Last year, Mamata again cancelled her plan of joining the Vajpayee government at the eleventh hour, in protest against the move to induct her party colleague Sudip Bandyopadhyay as well. She finally joined the government later last year.
Her tantrums apparently led to a large-scale erosion in the anti-Left voter base that had sided with the Trinamool in 1998 and 1999 to give her a massive victory.
This was evident in last year's statewide panchayat elections, when the Congress began emerging as the main opposition in the state at the expense of the Trinamool.
Apparently the Muslims as well as the middle class deserted Mamata and the NDA this time, leading to their rout in the state.
The erosion in Mamata's mass base led to an increase in the support for the Congress. Realising this, Pranab Mukherjee jumped into the electoral fray once again after 24 years and wrested the CPI (M) seat in Jangipur. The last two times he contested -- in 1977 and 1980 -- he was defeated.
The consolidation of the anti-Left vote also helped the Congress wrest Darjeeling and Murshidabad from the CPI (M), even as its leaders, Ghani Khan Choudhury, Priyaranjan Dasmunshi and Adhir Choudhury retained their seats.
The anti-NDA wave was so strong that Mamata's poll ally in the state, the BJP, bit the dust as well. Both its Union ministers, Satyabrata Mukherjee and Tapan Sikdar, failed to retain their seats.
The CPI (M), meanwhile, made a strong comeback in Kolkata in addition to its spectacular showing in the suburbs where it wrested back the red citadels of Dum Dum and Jadavpur.

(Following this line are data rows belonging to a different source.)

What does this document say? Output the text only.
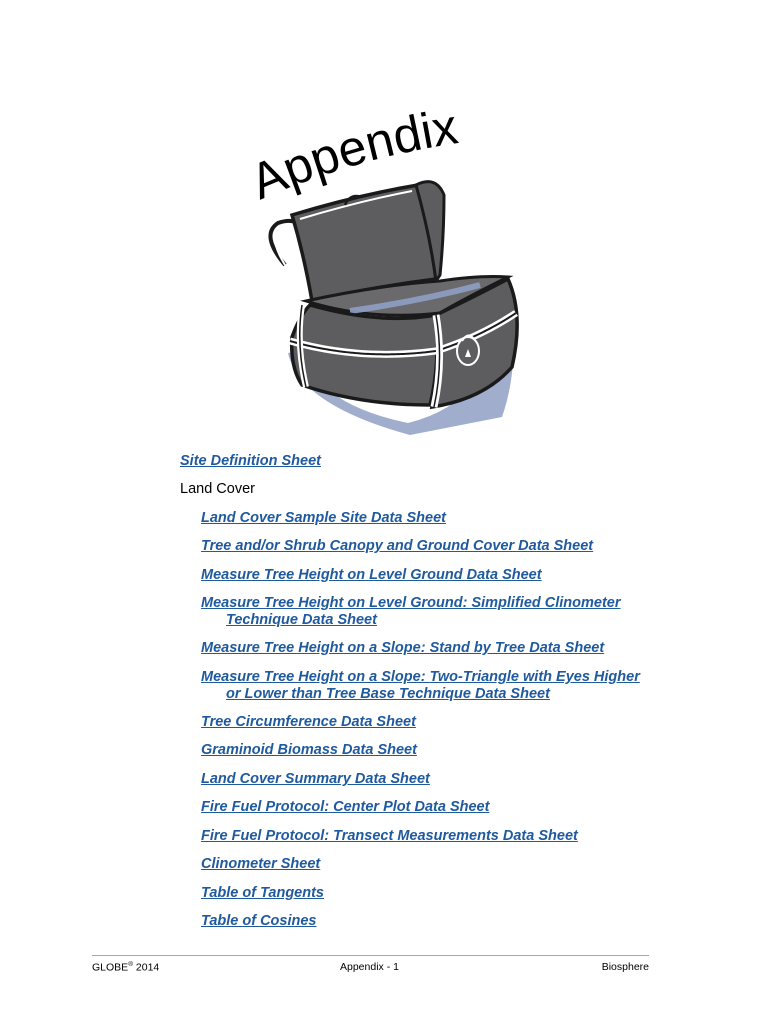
Appendix
Site Definition Sheet
Land Cover
Land Cover Sample Site Data Sheet
Tree and/or Shrub Canopy and Ground Cover Data Sheet
Measure Tree Height on Level Ground Data Sheet
Measure Tree Height on Level Ground: Simplified Clinometer
Technique Data Sheet
Measure Tree Height on a Slope: Stand by Tree Data Sheet
Measure Tree Height on a Slope: Two-Triangle with Eyes Higher
or Lower than Tree Base Technique Data Sheet
Tree Circumference Data Sheet
Graminoid Biomass Data Sheet
Land Cover Summary Data Sheet
Fire Fuel Protocol: Center Plot Data Sheet
Fire Fuel Protocol: Transect Measurements Data Sheet
Clinometer Sheet
Table of Tangents
Table of Cosines
GLOBE® 2014	Appendix - 1	Biosphere
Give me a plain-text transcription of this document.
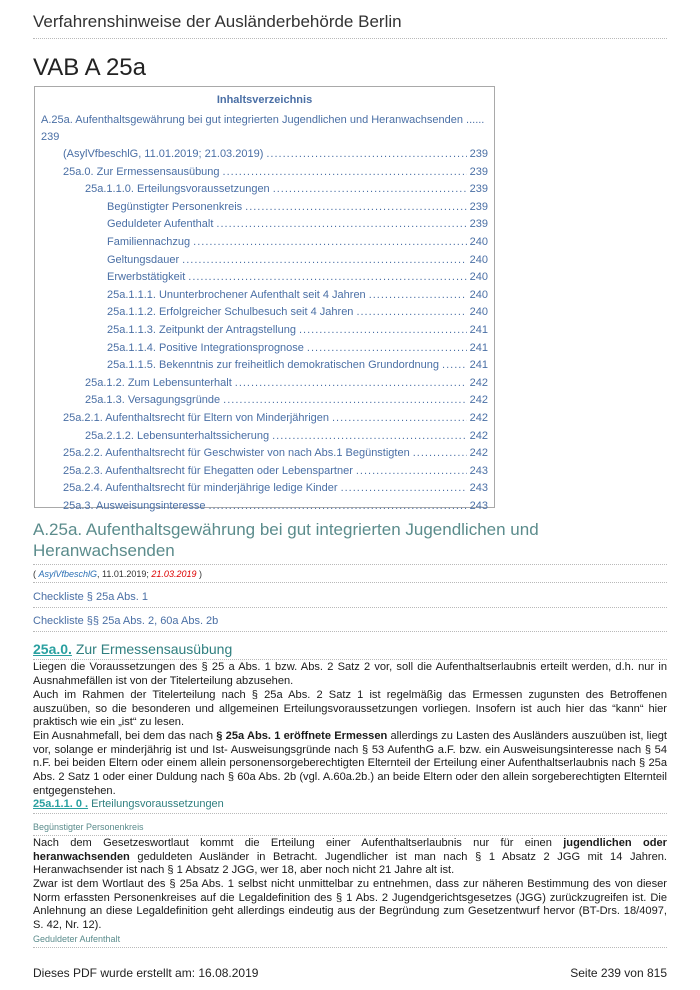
Verfahrenshinweise der Ausländerbehörde Berlin
VAB A 25a
Inhaltsverzeichnis
A.25a. Aufenthaltsgewährung bei gut integrierten Jugendlichen und Heranwachsenden ......
239
(AsylVfbeschlG, 11.01.2019; 21.03.2019) .....	239
25a.0. Zur Ermessensausübung .....	239
25a.1.1.0. Erteilungsvoraussetzungen .....	239
Begünstigter Personenkreis .....	239
Geduldeter Aufenthalt .....	239
Familiennachzug .....	240
Geltungsdauer .....	240
Erwerbstätigkeit .....	240
25a.1.1.1. Ununterbrochener Aufenthalt seit 4 Jahren .....	240
25a.1.1.2. Erfolgreicher Schulbesuch seit 4 Jahren .....	240
25a.1.1.3. Zeitpunkt der Antragstellung .....	241
25a.1.1.4. Positive Integrationsprognose .....	241
25a.1.1.5. Bekenntnis zur freiheitlich demokratischen Grundordnung .....	241
25a.1.2. Zum Lebensunterhalt .....	242
25a.1.3. Versagungsgründe .....	242
25a.2.1. Aufenthaltsrecht für Eltern von Minderjährigen .....	242
25a.2.1.2. Lebensunterhaltssicherung .....	242
25a.2.2. Aufenthaltsrecht für Geschwister von nach Abs.1 Begünstigten .....	242
25a.2.3. Aufenthaltsrecht für Ehegatten oder Lebenspartner .....	243
25a.2.4. Aufenthaltsrecht für minderjährige ledige Kinder .....	243
25a.3. Ausweisungsinteresse .....	243
A.25a. Aufenthaltsgewährung bei gut integrierten Jugendlichen und Heranwachsenden
( AsylVfbeschlG, 11.01.2019; 21.03.2019 )
Checkliste § 25a Abs. 1
Checkliste §§ 25a Abs. 2, 60a Abs. 2b
25a.0. Zur Ermessensausübung
Liegen die Voraussetzungen des § 25 a Abs. 1 bzw. Abs. 2 Satz 2 vor, soll die Aufenthaltserlaubnis erteilt werden, d.h. nur in Ausnahmefällen ist von der Titelerteilung abzusehen.
Auch im Rahmen der Titelerteilung nach § 25a Abs. 2 Satz 1 ist regelmäßig das Ermessen zugunsten des Betroffenen auszuüben, so die besonderen und allgemeinen Erteilungsvoraussetzungen vorliegen. Insofern ist auch hier das “kann“ hier praktisch wie ein „ist“ zu lesen.
Ein Ausnahmefall, bei dem das nach § 25a Abs. 1 eröffnete Ermessen allerdings zu Lasten des Ausländers auszuüben ist, liegt vor, solange er minderjährig ist und Ist- Ausweisungsgründe nach § 53 AufenthG a.F. bzw. ein Ausweisungsinteresse nach § 54 n.F. bei beiden Eltern oder einem allein personensorgeberechtigten Elternteil der Erteilung einer Aufenthaltserlaubnis nach § 25a Abs. 2 Satz 1 oder einer Duldung nach § 60a Abs. 2b (vgl. A.60a.2b.) an beide Eltern oder den allein sorgeberechtigten Elternteil entgegenstehen.
25a.1.1. 0 . Erteilungsvoraussetzungen
Begünstigter Personenkreis
Nach dem Gesetzeswortlaut kommt die Erteilung einer Aufenthaltserlaubnis nur für einen jugendlichen oder heranwachsenden geduldeten Ausländer in Betracht. Jugendlicher ist man nach § 1 Absatz 2 JGG mit 14 Jahren. Heranwachsender ist nach § 1 Absatz 2 JGG, wer 18, aber noch nicht 21 Jahre alt ist.
Zwar ist dem Wortlaut des § 25a Abs. 1 selbst nicht unmittelbar zu entnehmen, dass zur näheren Bestimmung des von dieser Norm erfassten Personenkreises auf die Legaldefinition des § 1 Abs. 2 Jugendgerichtsgesetzes (JGG) zurückzugreifen ist. Die Anlehnung an diese Legaldefinition geht allerdings eindeutig aus der Begründung zum Gesetzentwurf hervor (BT-Drs. 18/4097, S. 42, Nr. 12).
Geduldeter Aufenthalt
Dieses PDF wurde erstellt am: 16.08.2019	Seite 239 von 815
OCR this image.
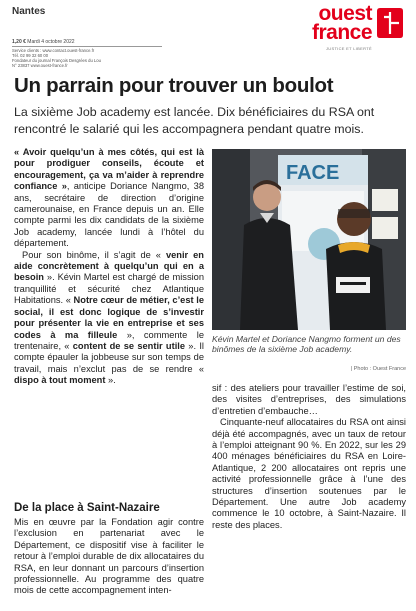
Nantes
1,20 € Mardi 4 octobre 2022
Service clients : www.contact.ouest-france.fr
Tél. 02 99 32 60 00
Fondateur du journal François Desgrées du Lou
N° 23837 www.ouest-france.fr
ouest
france
JUSTICE ET LIBERTÉ
Un parrain pour trouver un boulot

La sixième Job academy est lancée. Dix bénéficiaires du RSA ont rencontré le salarié qui les accompagnera pendant quatre mois.

« Avoir quelqu’un à mes côtés, qui est là pour prodiguer conseils, écoute et encouragement, ça va m’aider à reprendre confiance », anticipe Doriance Nangmo, 38 ans, secrétaire de direction d’origine camerounaise, en France depuis un an. Elle compte parmi les dix candidats de la sixième Job academy, lancée lundi à l’hôtel du département.

Pour son binôme, il s’agit de « venir en aide concrètement à quelqu’un qui en a besoin ». Kévin Martel est chargé de mission tranquillité et sécurité chez Atlantique Habitations. « Notre cœur de métier, c’est le social, il est donc logique de s’investir pour présenter la vie en entreprise et ses codes à ma filleule », commente le trentenaire, « content de se sentir utile ». Il compte épauler la jobbeuse sur son temps de travail, mais n’exclut pas de se rendre « dispo à tout moment ».

De la place à Saint-Nazaire

Mis en œuvre par la Fondation agir contre l’exclusion en partenariat avec le Département, ce dispositif vise à faciliter le retour à l’emploi durable de dix allocataires du RSA, en leur donnant un parcours d’insertion professionnelle. Au programme des quatre mois de cette accompagnement inten-

FACE

Kévin Martel et Doriance Nangmo forment un des binômes de la sixième Job academy.

| Photo : Ouest France

sif : des ateliers pour travailler l’estime de soi, des visites d’entreprises, des simulations d’entretien d’embauche…

Cinquante-neuf allocataires du RSA ont ainsi déjà été accompagnés, avec un taux de retour à l’emploi atteignant 90 %. En 2022, sur les 29 400 ménages bénéficiaires du RSA en Loire-Atlantique, 2 200 allocataires ont repris une activité professionnelle grâce à l’une des structures d’insertion soutenues par le Département. Une autre Job academy commence le 10 octobre, à Saint-Nazaire. Il reste des places.
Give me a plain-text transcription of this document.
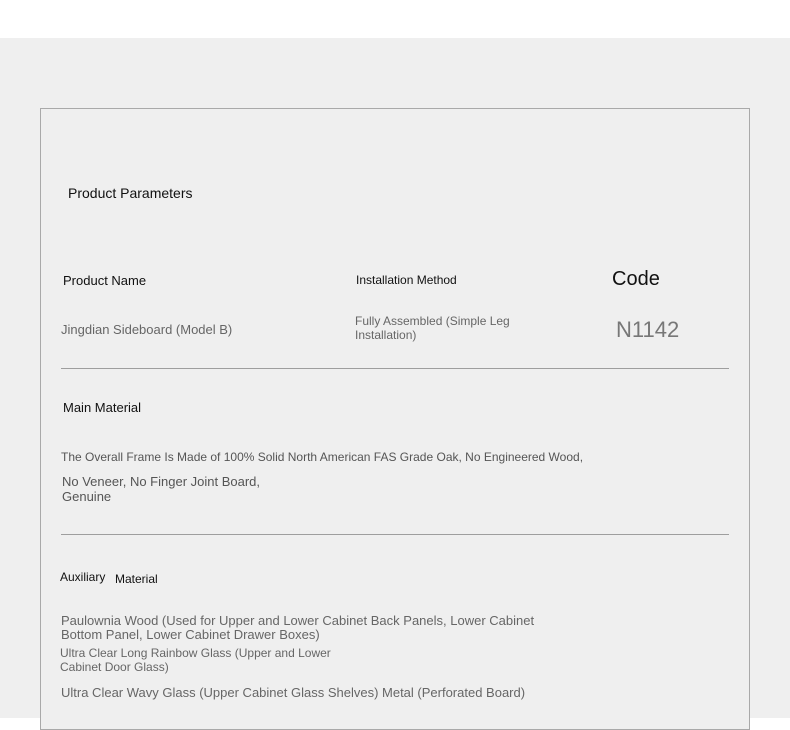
Product Parameters
Product Name
Jingdian Sideboard (Model B)
Installation Method
Fully Assembled (Simple Leg
Installation)
Code
N1142
Main Material
The Overall Frame Is Made of 100% Solid North American FAS Grade Oak, No Engineered Wood,
No Veneer, No Finger Joint Board,
Genuine
Auxiliary Material
Paulownia Wood (Used for Upper and Lower Cabinet Back Panels, Lower Cabinet
Bottom Panel, Lower Cabinet Drawer Boxes)
Ultra Clear Long Rainbow Glass (Upper and Lower
Cabinet Door Glass)
Ultra Clear Wavy Glass (Upper Cabinet Glass Shelves) Metal (Perforated Board)
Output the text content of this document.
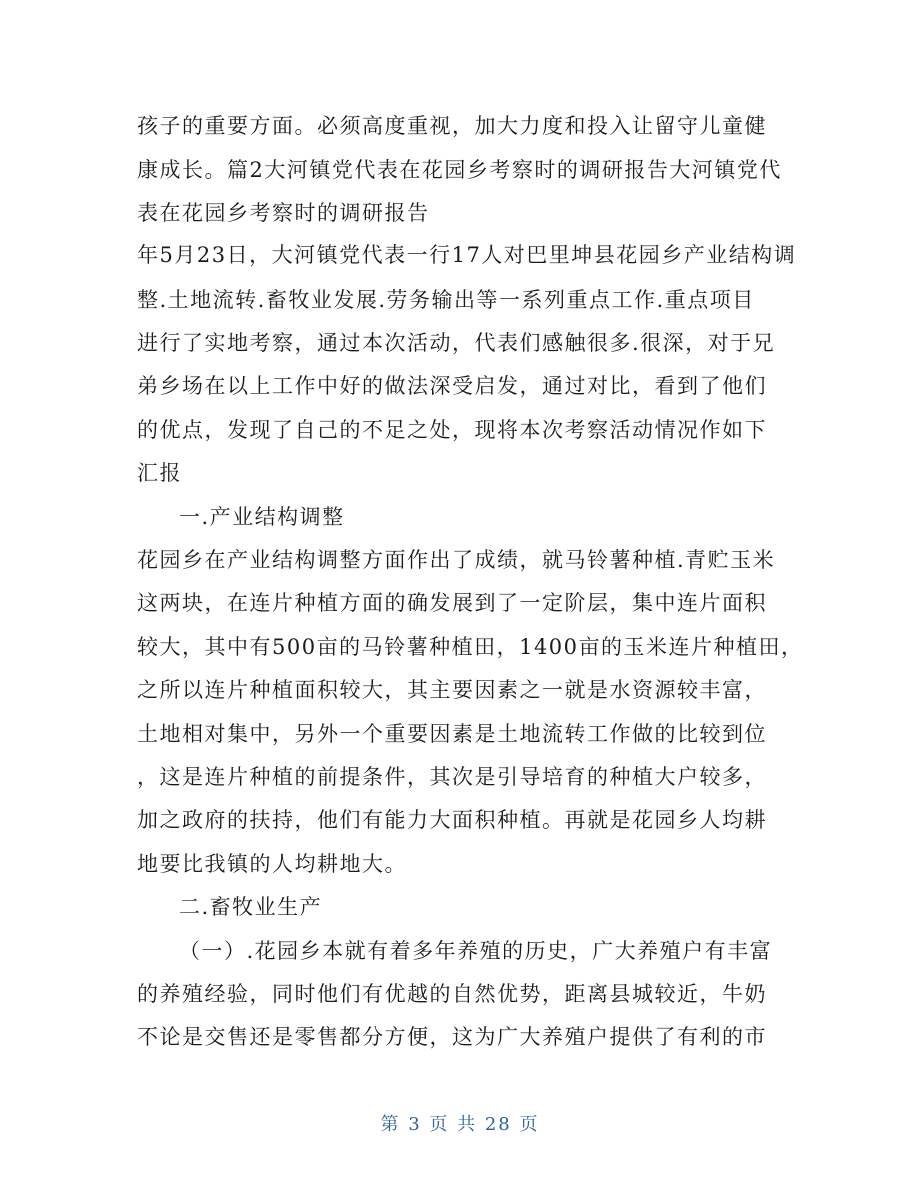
孩子的重要方面。必须高度重视，加大力度和投入让留守儿童健
康成长。篇2大河镇党代表在花园乡考察时的调研报告大河镇党代
表在花园乡考察时的调研报告
年5月23日，大河镇党代表一行17人对巴里坤县花园乡产业结构调
整.土地流转.畜牧业发展.劳务输出等一系列重点工作.重点项目
进行了实地考察，通过本次活动，代表们感触很多.很深，对于兄
弟乡场在以上工作中好的做法深受启发，通过对比，看到了他们
的优点，发现了自己的不足之处，现将本次考察活动情况作如下
汇报
一.产业结构调整
花园乡在产业结构调整方面作出了成绩，就马铃薯种植.青贮玉米
这两块，在连片种植方面的确发展到了一定阶层，集中连片面积
较大，其中有500亩的马铃薯种植田，1400亩的玉米连片种植田，
之所以连片种植面积较大，其主要因素之一就是水资源较丰富，
土地相对集中，另外一个重要因素是土地流转工作做的比较到位
，这是连片种植的前提条件，其次是引导培育的种植大户较多，
加之政府的扶持，他们有能力大面积种植。再就是花园乡人均耕
地要比我镇的人均耕地大。
二.畜牧业生产
（一）.花园乡本就有着多年养殖的历史，广大养殖户有丰富
的养殖经验，同时他们有优越的自然优势，距离县城较近，牛奶
不论是交售还是零售都分方便，这为广大养殖户提供了有利的市
第 3 页 共 28 页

The LF was also able to increase the percentage of votes it polled in the seats it wrested from the Trinamool. Its candidates scored victories with high margins, proof of the severe erosion in the Opposition's vote bank.
The margins of victory were as high as five lakh at Aramabagh, which was retained by CPI (M)'s Anil Basu. At Burdwan, CPI (M)'s Nikhilananda Sar won by a margin of 4.67 lakh votes. At Bishnupur, new CPI (M) face Sushmita Bauri won by a margin of more than three lakh votes.